Highlights ► We develop an energy optimization strategy for power-split PHEV. ► The strategy utilize predicted driving conditions provided by Intelligent Transportation Systems. ► Optimization time window sizes are identified for different driving conditions. ► Impact of error in prediction are determined on the integrated system.

Abstract To demonstrate the greater capabilities and benefits achievable with a plug-in hybrid electric vehicle (PHEV), an energy optimization strategy for a power-split drivetrain PHEV, which utilizes a predicted speed profile, is presented. In addition, the paper reports an analysis and evaluation of issues related to real time control implementation for the modeled PHEV system, which include the optimization window sizes and the impact of prediction errors on the energy optimization strategy performance. The optimization time window sizes were identified and validated for different driving cycles under different operating modes and total length of travel.
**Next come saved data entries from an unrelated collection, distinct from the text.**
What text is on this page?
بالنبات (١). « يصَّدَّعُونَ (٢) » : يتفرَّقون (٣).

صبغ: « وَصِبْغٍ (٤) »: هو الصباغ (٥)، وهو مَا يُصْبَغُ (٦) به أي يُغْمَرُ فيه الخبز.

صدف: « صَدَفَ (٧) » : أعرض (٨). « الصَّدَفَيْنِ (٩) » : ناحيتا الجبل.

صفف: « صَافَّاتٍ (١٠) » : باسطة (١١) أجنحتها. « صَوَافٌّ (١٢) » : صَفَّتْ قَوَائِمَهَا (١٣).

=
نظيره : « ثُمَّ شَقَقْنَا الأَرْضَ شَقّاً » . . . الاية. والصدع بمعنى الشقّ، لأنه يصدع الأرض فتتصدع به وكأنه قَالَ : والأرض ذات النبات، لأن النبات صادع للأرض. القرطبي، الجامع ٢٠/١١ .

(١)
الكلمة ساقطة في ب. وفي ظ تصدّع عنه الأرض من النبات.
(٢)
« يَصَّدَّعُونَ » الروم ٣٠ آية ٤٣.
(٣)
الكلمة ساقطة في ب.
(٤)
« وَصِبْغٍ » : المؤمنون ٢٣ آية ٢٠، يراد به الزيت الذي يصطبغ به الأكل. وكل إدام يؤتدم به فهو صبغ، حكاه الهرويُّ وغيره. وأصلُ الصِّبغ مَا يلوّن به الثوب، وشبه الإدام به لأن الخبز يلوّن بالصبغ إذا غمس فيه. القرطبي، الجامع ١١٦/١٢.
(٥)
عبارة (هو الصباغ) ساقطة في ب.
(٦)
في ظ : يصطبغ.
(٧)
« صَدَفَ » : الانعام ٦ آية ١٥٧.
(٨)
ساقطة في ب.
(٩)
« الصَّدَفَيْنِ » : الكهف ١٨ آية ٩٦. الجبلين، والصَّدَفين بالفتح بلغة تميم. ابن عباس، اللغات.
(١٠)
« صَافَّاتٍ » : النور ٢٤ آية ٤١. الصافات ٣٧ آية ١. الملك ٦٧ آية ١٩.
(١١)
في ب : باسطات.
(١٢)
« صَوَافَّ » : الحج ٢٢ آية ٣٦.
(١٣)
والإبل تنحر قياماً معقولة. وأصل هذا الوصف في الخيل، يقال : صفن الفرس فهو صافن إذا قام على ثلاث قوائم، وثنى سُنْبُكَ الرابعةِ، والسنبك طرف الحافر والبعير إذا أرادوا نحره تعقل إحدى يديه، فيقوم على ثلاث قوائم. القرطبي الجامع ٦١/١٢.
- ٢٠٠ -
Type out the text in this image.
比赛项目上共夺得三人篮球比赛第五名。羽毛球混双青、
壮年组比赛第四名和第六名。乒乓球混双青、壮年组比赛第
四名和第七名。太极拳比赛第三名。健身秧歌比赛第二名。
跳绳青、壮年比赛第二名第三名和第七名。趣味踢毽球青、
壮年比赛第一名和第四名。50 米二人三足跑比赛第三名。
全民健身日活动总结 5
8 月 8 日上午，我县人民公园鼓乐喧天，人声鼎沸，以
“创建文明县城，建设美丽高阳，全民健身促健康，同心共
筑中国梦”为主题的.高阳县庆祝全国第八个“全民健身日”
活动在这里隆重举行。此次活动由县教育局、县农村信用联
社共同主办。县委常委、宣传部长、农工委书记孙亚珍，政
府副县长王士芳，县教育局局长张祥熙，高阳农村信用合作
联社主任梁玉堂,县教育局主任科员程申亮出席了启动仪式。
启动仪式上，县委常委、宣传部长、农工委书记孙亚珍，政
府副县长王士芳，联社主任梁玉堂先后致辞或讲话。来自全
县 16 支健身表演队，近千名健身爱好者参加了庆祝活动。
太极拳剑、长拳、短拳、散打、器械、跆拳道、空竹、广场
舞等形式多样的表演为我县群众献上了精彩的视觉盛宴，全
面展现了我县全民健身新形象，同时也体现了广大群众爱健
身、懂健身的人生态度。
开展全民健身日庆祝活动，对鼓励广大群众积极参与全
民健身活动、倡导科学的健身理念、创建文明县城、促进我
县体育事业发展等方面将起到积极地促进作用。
With the identified optimization windows size, improvements in fuel consumption were realized; the highest improvement was for Urban Dynamometer Driving Schedule (UDDS), with a range of improvement of 14–31%, followed by a 1–15% range of improvement for Highway Fuel Economy Driving Schedule (known as HWFET) and a 1–8% range of improvement for US06 (also known as Supplemental Federal Test Procedure). While no correlation was observed between the error rate and the rate of increased fuel consumption, this PHEV system still yielded energy savings with errors in the speed prediction, which is an indication of robustness of this PHEV model.